Scout Lake Trail

This short hike out to a small lake is short, approachable, and reasonably rewarding.
Total Distance: 3.0 miles
Total Ascent: 900ft
Highest Point: 3900ft
Difficulty: Moderate
Our Hiking Time: 2h 20m
Required Permit: Northwest Forest Pass
To get there, take Exit 47 off I-90 and take a right over the bridge. At the intersection, turn right onto Tinkham Road (aka Forest Road 55). Continue for roughly a mile to a fork and veer left onto the Hansen Creek Road (aka Forest Road 5510). Follow the road under the old railroad trestle and up two switchbacks. Continue up for another half-mile or so past a locked yellow gate to an unmarked road that intersects FR 5510. Find a spot to park along the road and follow the spur uphill. View Google Directions >>
The short trail begins along a spur road off Hansen Creek Road (FR 5510). Follow the logging road for about a half-mile to the actual trail, which roughly follows a tributary of Hansen Creek up to Scout Lake. While occasionally narrow and a touch overgrown, the trail is generally easy to follow and not too steep. At one point, a washout creates some confusion as the trail seems to diverge in different directions – but either route will re-connect with the trail if you keep a sharp eye out for it. When in doubt, backtrack and you’ll soon be on the right path. During the summer, skipping across the creek over rocks and log bridges was a snap, though with heavier flow or icy conditions it could easily become more challenging.

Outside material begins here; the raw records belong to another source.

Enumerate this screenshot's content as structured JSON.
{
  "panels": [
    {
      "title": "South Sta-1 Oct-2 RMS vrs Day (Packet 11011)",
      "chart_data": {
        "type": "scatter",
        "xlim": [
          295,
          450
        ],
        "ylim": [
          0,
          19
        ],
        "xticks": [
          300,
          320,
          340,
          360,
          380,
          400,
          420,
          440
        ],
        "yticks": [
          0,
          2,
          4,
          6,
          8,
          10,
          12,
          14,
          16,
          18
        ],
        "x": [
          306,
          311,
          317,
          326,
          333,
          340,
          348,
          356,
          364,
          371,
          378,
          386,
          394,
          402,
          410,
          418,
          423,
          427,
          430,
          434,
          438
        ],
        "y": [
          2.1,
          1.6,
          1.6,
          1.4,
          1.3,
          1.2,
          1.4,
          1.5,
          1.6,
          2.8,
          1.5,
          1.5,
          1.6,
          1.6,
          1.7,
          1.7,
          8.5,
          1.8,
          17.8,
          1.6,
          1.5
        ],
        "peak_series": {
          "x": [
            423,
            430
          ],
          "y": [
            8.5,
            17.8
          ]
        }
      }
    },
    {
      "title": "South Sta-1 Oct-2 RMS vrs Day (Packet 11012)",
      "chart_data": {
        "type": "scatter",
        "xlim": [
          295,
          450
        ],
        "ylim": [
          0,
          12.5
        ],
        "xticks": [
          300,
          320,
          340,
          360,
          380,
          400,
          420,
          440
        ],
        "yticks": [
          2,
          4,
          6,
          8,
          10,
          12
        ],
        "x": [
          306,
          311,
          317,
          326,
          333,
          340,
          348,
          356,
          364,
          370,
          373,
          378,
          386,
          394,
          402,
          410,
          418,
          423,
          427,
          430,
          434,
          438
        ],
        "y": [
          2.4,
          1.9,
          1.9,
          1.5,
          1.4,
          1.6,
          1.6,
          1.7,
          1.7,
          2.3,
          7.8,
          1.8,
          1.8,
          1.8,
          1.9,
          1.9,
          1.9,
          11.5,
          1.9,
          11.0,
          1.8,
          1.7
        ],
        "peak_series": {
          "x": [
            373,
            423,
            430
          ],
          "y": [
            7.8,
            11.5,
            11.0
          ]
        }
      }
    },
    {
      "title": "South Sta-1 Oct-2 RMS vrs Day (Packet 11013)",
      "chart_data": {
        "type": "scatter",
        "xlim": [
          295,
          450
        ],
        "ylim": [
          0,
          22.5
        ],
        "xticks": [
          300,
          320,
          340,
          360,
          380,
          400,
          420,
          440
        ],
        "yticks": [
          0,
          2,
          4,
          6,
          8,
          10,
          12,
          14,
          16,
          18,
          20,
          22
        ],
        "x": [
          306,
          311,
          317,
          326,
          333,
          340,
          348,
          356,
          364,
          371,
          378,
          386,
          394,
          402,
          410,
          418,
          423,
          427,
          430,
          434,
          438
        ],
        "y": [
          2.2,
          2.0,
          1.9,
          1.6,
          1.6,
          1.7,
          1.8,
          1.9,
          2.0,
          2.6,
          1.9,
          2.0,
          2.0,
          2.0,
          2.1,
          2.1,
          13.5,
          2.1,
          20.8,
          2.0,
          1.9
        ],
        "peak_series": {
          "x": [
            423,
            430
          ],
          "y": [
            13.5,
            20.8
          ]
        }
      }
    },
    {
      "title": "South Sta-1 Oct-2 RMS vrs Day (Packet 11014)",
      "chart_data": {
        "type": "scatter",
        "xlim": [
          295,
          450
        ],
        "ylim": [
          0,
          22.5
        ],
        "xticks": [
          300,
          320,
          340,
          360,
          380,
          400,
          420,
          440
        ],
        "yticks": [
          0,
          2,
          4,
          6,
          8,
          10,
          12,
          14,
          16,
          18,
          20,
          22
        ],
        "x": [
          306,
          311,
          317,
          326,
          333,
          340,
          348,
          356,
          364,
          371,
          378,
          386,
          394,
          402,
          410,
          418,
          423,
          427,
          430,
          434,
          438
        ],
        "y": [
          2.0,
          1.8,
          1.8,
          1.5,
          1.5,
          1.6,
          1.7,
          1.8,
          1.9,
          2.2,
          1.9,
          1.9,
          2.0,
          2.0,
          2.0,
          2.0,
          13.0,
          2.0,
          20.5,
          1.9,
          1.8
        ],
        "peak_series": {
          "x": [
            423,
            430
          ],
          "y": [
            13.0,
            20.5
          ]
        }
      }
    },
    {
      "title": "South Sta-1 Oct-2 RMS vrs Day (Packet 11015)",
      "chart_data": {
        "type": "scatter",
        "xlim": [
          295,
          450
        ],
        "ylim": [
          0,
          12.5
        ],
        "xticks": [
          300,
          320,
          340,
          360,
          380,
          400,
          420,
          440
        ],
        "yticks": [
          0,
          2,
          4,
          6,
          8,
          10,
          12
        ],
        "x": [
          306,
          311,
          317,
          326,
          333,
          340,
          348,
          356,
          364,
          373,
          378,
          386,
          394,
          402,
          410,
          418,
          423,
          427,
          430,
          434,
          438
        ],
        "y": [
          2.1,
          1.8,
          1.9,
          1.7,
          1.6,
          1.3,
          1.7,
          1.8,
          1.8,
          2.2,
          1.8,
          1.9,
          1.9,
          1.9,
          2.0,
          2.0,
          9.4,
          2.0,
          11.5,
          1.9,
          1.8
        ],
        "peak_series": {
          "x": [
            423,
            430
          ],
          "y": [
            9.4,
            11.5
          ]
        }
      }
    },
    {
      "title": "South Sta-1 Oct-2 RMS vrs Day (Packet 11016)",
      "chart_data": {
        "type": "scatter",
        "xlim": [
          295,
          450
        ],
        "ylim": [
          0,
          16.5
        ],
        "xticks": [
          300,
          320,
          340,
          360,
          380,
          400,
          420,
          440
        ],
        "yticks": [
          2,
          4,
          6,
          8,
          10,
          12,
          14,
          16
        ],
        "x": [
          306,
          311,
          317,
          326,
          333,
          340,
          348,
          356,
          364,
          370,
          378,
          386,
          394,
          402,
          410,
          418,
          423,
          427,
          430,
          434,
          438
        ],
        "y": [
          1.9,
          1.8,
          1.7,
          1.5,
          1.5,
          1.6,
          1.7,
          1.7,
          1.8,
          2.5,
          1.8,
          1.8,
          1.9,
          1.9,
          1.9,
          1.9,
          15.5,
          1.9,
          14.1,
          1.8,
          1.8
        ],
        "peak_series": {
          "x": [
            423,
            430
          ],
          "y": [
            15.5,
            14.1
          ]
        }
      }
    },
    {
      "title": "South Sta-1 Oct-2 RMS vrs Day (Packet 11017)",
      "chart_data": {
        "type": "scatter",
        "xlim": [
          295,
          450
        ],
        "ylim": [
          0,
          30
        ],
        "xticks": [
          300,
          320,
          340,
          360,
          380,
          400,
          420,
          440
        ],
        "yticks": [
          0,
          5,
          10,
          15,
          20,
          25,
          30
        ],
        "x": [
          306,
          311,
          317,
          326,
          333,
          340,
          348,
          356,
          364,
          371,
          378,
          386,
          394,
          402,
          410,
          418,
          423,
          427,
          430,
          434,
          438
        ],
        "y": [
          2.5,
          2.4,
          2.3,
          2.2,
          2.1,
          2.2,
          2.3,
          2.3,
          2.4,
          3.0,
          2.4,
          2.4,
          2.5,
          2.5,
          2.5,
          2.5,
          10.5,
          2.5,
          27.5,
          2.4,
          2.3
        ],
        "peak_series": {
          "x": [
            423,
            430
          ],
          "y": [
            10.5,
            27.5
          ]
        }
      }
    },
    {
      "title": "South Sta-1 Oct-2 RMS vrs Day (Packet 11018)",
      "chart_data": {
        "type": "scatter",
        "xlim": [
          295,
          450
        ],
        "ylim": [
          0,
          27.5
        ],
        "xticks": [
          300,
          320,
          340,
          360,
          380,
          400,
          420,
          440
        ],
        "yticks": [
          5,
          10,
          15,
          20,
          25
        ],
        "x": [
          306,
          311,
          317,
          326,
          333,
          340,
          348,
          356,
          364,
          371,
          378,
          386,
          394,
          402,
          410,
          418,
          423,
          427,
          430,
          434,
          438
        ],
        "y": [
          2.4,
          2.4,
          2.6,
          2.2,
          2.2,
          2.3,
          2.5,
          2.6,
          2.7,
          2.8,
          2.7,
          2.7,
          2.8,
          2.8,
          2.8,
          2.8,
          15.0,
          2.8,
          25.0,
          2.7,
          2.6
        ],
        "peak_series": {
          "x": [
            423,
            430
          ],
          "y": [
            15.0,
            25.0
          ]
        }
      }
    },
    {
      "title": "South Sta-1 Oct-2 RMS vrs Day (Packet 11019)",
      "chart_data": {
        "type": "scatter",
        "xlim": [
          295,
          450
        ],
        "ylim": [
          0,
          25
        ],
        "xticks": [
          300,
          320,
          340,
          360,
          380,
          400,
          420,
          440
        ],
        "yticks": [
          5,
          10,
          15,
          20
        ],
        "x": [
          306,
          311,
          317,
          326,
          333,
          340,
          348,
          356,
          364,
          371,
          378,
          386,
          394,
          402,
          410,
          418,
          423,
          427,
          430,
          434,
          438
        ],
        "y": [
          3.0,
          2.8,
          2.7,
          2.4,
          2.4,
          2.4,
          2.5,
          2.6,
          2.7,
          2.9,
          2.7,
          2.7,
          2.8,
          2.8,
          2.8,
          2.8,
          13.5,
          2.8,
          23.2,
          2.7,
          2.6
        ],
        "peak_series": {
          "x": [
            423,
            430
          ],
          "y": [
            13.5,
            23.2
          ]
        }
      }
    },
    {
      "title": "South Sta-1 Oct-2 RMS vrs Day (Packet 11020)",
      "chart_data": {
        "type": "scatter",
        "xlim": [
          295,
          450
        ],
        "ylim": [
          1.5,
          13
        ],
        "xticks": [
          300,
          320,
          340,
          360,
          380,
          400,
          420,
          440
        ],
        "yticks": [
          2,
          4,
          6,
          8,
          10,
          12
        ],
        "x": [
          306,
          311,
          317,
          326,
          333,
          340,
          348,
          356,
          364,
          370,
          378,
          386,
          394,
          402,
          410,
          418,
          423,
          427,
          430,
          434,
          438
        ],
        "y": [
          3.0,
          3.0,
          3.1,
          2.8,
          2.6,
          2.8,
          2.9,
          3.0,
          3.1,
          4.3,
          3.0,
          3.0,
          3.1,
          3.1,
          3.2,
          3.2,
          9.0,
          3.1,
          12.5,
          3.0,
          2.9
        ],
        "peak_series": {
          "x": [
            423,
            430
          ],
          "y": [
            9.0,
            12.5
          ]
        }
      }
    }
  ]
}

Scout Lake is tucked into a cirque below Humpback Mountain and Bearscout Peak. The quiet, talus-lined bowl and flat lakeshore make for great camping, and we saw some evidence that the fish were biting as well. Find a quiet spot on the shore and enjoy a taste of nature. Not tired yet? Never fear. From here, it’s easy for the hardened hiker to extend the trip up the ridge to the top of Humpback or find your way down to Annette Lake.

This is a fun little trail to take just about anyone on, just rough enough around the edges to seem like an adventure. Although the short jaunt along a rocky logging road is nothing special, once you get into the woods, the surroundings are pleasant and inviting. As an added bonus, the lake is a little off the radar and we didn’t see any other hikers along the way, just a few backpackers at the lake. The lack of company only adds to the lake’s secluded feel. All and all, we recommend this little hike that has a little something for everyone.


Presumably, like a number of other lakes in Washington around the country, Scout Lake was named for the Boy Scouts that frequented its shores back in the day. It may still be a popular destination for various local troops, but we never spied any uniforms among the few tents we saw camped at the lake.